Researchers on Thursday said they have pinpointed an enzyme in plants
that reacts with TNT, which is present in the soil at contaminated
sites, and damages plant cells. TNT pollution can devastate vegetation
and leave land desolate.
Conventional breeding techniques could be used to produce plants like
grasses that would lack the enzyme and be more tolerant of TNT, they
said. These could be grown to re-vegetate contaminated land and remove
TNT from the soil.
"Explosives such as TNT are toxic not only to plants but also animals,
microbes and aquatic life," said biotechnology professor Neil Bruce of
Britain's University of York, who led the study in the journal Science.
"Large areas of land are now contaminated by explosives, and there is a
pressing need to find low-cost sustainable solutions to containing these
pollutants and ideally removing these pollutants from contaminated
areas. Plants have the potential to do this if we can alleviate the
toxicity issue."
TNT has been used as an explosive for more than a century. Vast
quantities have been manufactured and used, polluting military live-fire
training ranges, manufacturing waste sites, mines and war zones. It
resists being broken down by microbes and remains in the soil for
decades.
"In the U.S., it is estimated there are about 10 million hectares (24
million acres) of military land contaminated with munitions
constituents, many of which contain TNT," University of York biologist
Liz Rylott said.
TNT lingers in plant roots, inhibiting growth and development.
The researchers, working with a small flowering plant called Arabidopsis
thaliana common in laboratory experiments, found that specimens with a
mutation in a gene called MDHAR6 were able to thrive in TNT-contaminated
soil. Plants lacking the mutation struggled in the same soil.

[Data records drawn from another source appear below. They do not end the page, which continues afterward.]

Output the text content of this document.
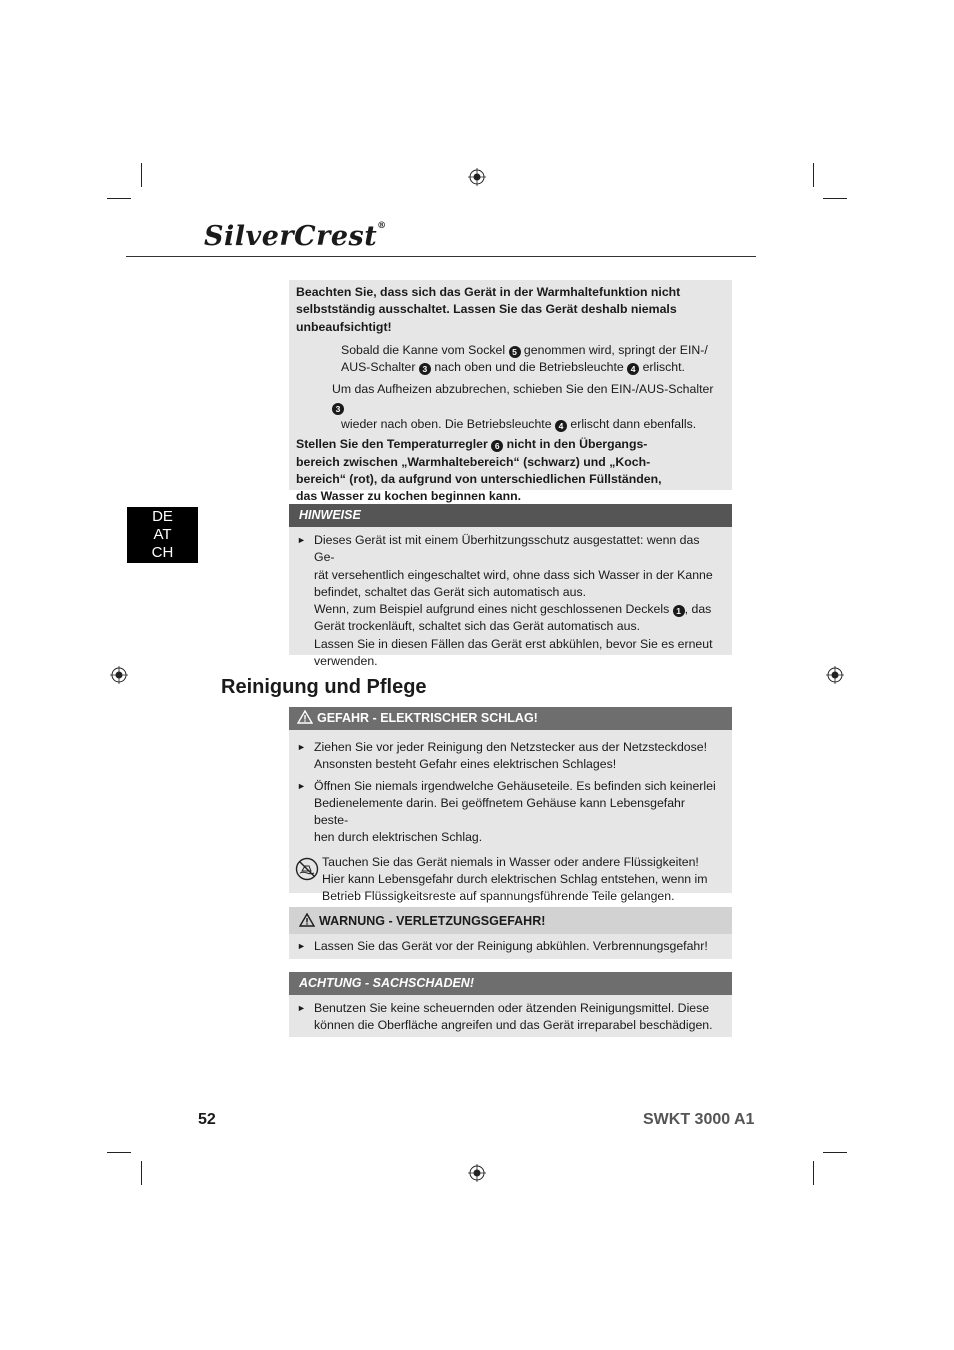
SilverCrest®
DE
AT
CH

Beachten Sie, dass sich das Gerät in der Warmhaltefunktion nicht selbstständig ausschaltet. Lassen Sie das Gerät deshalb niemals unbeaufsichtigt!

Sobald die Kanne vom Sockel 5 genommen wird, springt der EIN-/
AUS-Schalter 3 nach oben und die Betriebsleuchte 4 erlischt.

Um das Aufheizen abzubrechen, schieben Sie den EIN-/AUS-Schalter 3
wieder nach oben. Die Betriebsleuchte 4 erlischt dann ebenfalls.

Stellen Sie den Temperaturregler 6 nicht in den Übergangs-
bereich zwischen „Warmhaltebereich“ (schwarz) und „Koch-
bereich“ (rot), da aufgrund von unterschiedlichen Füllständen,
das Wasser zu kochen beginnen kann.

HINWEISE
► Dieses Gerät ist mit einem Überhitzungsschutz ausgestattet: wenn das Ge-
rät versehentlich eingeschaltet wird, ohne dass sich Wasser in der Kanne
befindet, schaltet das Gerät sich automatisch aus.
Wenn, zum Beispiel aufgrund eines nicht geschlossenen Deckels 1 , das
Gerät trockenläuft, schaltet sich das Gerät automatisch aus.
Lassen Sie in diesen Fällen das Gerät erst abkühlen, bevor Sie es erneut
verwenden.
Reinigung und Pflege
GEFAHR - ELEKTRISCHER SCHLAG!
► Ziehen Sie vor jeder Reinigung den Netzstecker aus der Netzsteckdose!
Ansonsten besteht Gefahr eines elektrischen Schlages!
► Öffnen Sie niemals irgendwelche Gehäuseteile. Es befinden sich keinerlei
Bedienelemente darin. Bei geöffnetem Gehäuse kann Lebensgefahr beste-
hen durch elektrischen Schlag.
Tauchen Sie das Gerät niemals in Wasser oder andere Flüssigkeiten!
Hier kann Lebensgefahr durch elektrischen Schlag entstehen, wenn im
Betrieb Flüssigkeitsreste auf spannungsführende Teile gelangen.
WARNUNG - VERLETZUNGSGEFAHR!
► Lassen Sie das Gerät vor der Reinigung abkühlen. Verbrennungsgefahr!
ACHTUNG - SACHSCHADEN!
► Benutzen Sie keine scheuernden oder ätzenden Reinigungsmittel. Diese
können die Oberfläche angreifen und das Gerät irreparabel beschädigen.
52	SWKT 3000 A1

The gene controls an enzyme that recycles vitamin C in structures called
mitochondria that provide the energy that powers cells. The enzyme
converts TNT to a more toxic compound that damages a plant's cellular
machinery. The plants with the mutation produced a non-functional enzyme
version, short-circuiting TNT toxicity.
The researchers said Arabidopsis is too small and weedy to be useful at
TNT-contaminated sites but plants like switchgrass could be bred for
this trait and introduced within around five years.